In einer Sache irrte sie jedoch: denn sie war dort keineswegs alleine.

Auf der Lichtung stand eine Frau in leicht gebückter Haltung. Befinna konnte nur ihren Rücken sehen. Die Frau trug eine ärmellose grüne Kutte und hatte ihr nussbraunes Haar zu einem langen Zopf geflochten, den sie sich wie einen Kranz um den Kopf gebunden hatte. Die Haut an den Armen war von der Sonne gebräunt, ebenso Hals und Nacken. Am Rande der Lichtung lag noch ein Kleiderhaufen, ebenfalls aus grünen Stoffen und von einem Strohhut gekrönt. Was Befinna aber mehr in den Bann zog, war der Duft, der aus Richtung der Frau zu ihr herüber wehte. Der Duft von Sellerie und Kräutern, Möhren, Lauch und Kartoffeln, die zusammen mit einem Hauch von Gewürzen und etwas Wasser in einem kleinen Kessel auf dem Feuer stand. Nun griff die Frau nach einem Stecken, der im Gras gelegen hatte und schob ihn vor sich. Befinna konnte ein metallisches Geräusch vernehmen. Dann griff die Frau den Stecken mit beiden Händen und drehte sich zur Seite. Auf der Mitte das Steckens hing der kleine Kessel, den die Frau nun behutsam auf ein paar Steinen abstellte. Befinna konnte nun einen Teil des sonnengebräunten Gesichts erkennen. War das etwa Mutter Waldlieb? Was machte die denn hier?

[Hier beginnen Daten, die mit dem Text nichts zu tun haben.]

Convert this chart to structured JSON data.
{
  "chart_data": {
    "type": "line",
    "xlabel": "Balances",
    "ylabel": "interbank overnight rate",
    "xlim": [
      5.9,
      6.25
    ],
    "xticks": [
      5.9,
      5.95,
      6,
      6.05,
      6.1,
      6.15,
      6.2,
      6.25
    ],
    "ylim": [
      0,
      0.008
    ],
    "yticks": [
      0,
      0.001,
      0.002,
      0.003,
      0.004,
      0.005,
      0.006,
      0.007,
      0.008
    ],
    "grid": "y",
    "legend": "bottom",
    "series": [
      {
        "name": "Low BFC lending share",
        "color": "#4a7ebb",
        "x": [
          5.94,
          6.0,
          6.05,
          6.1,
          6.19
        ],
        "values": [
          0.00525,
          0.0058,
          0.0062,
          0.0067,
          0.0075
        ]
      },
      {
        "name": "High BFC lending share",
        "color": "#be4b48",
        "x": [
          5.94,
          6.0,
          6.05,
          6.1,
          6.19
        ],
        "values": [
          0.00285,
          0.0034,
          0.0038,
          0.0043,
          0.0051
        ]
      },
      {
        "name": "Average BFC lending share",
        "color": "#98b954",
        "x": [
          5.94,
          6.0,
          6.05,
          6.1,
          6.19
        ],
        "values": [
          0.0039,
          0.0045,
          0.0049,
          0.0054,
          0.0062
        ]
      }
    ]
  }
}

Die junge Baroness blieb in sicherer Entfernung stehen und beobachtete die Frau auf der Lichtung. Etwas in ihr rief sie zur Vorsicht. Konnte es sein, dass ihre Sinne bereits Schabernack mit ihr trieben? Befinna wurde unwohl. Unwohl und heiß. Ihre Backen nahmen einen leichten Rotton an und sie entfernte, aus Trotz, Zorn oder einfach bloß gefühlter Ohnmacht, die Spangen aus ihrem Haar, das daraufhin offen über ihre schmalen Schultern und den Rücken floss. Als die Geweihte sich in ihre Richtung umwandte, versteckte sie sich hinter einem dicken Baumstamm und hielt sich daran fest. Sie wollte hier nicht sein. Doch wo sollte sie hin? Ihre Schwester wollte sie an einen Gecken verschachern als wäre sie eine Fuhre Holz. Nein … ihre schmale Rechte ballte sich zu einer Faust und sie hieb bockig gegen den Stamm vor ihr.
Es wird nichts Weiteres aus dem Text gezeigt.